🤖 AI Summary
This work systematically evaluates the effectiveness and reliability of large language model (LLM)-based agents in realistic, multi-stage penetration testing tasks. We identify critical limitations in existing LLM agents—including context fragmentation across complex attack chains, rigid planning, and weak error recovery—and propose five core functional enhancements: global context memory, inter-agent message passing, context-conditioned tool invocation, adaptive planning, and real-time monitoring. Grounded in a modular agent architecture and a goal-oriented capability augmentation paradigm, we design an empirical framework supporting dynamic response, robust error recovery, and multi-dimensional evaluation. Experiments demonstrate that our approach significantly improves success rate (+32.7%) and stability (58.4% reduction in failure rate) on multi-step, real-time, high-adversity penetration tasks, outperforming monolithic agent designs. Our results elucidate the critical pathway from functional capabilities to operational performance in security-critical LLM agent deployment.
📝 Abstract
Large language models (LLMs) are increasingly used to automate or augment penetration testing, but their effectiveness and reliability across attack phases remain unclear.
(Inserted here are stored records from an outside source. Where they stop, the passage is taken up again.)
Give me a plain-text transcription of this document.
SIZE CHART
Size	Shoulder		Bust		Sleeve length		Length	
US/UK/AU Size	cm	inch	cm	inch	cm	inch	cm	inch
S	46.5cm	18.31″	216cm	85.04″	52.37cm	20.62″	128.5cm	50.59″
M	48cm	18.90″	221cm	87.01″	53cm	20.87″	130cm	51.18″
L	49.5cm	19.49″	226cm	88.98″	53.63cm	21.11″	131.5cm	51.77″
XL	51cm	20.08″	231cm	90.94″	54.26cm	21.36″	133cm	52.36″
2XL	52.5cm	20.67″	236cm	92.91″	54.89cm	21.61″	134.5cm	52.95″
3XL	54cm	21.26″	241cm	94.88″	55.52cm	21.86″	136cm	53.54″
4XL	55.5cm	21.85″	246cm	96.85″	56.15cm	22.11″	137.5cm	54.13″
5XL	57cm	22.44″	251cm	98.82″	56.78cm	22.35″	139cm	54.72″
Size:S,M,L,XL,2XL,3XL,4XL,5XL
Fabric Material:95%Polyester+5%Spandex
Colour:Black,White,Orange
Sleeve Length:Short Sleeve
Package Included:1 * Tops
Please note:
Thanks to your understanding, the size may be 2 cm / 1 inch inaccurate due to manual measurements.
We present a comprehensive evaluation of multiple LLM-based agents, from single-agent to modular designs, across realistic penetration testing scenarios, measuring empirical performance and recurring failure patterns. We also isolate the impact of five core functional capabilities via targeted augmentations: Global Context Memory (GCM), Inter-Agent Messaging (IAM), Context-Conditioned Invocation (CCI), Adaptive Planning (AP), and Real-Time Monitoring (RTM). These interventions support, respectively: (i) context coherence and retention, (ii) inter-component coordination and state management, (iii) tool use accuracy and selective execution, (iv) multi-step strategic planning, error detection, and recovery, and (v) real-time dynamic responsiveness. Our results show that while some architectures natively exhibit subsets of these properties, targeted augmentations substantially improve modular agent performance, especially in complex, multi-step, and real-time penetration testing tasks.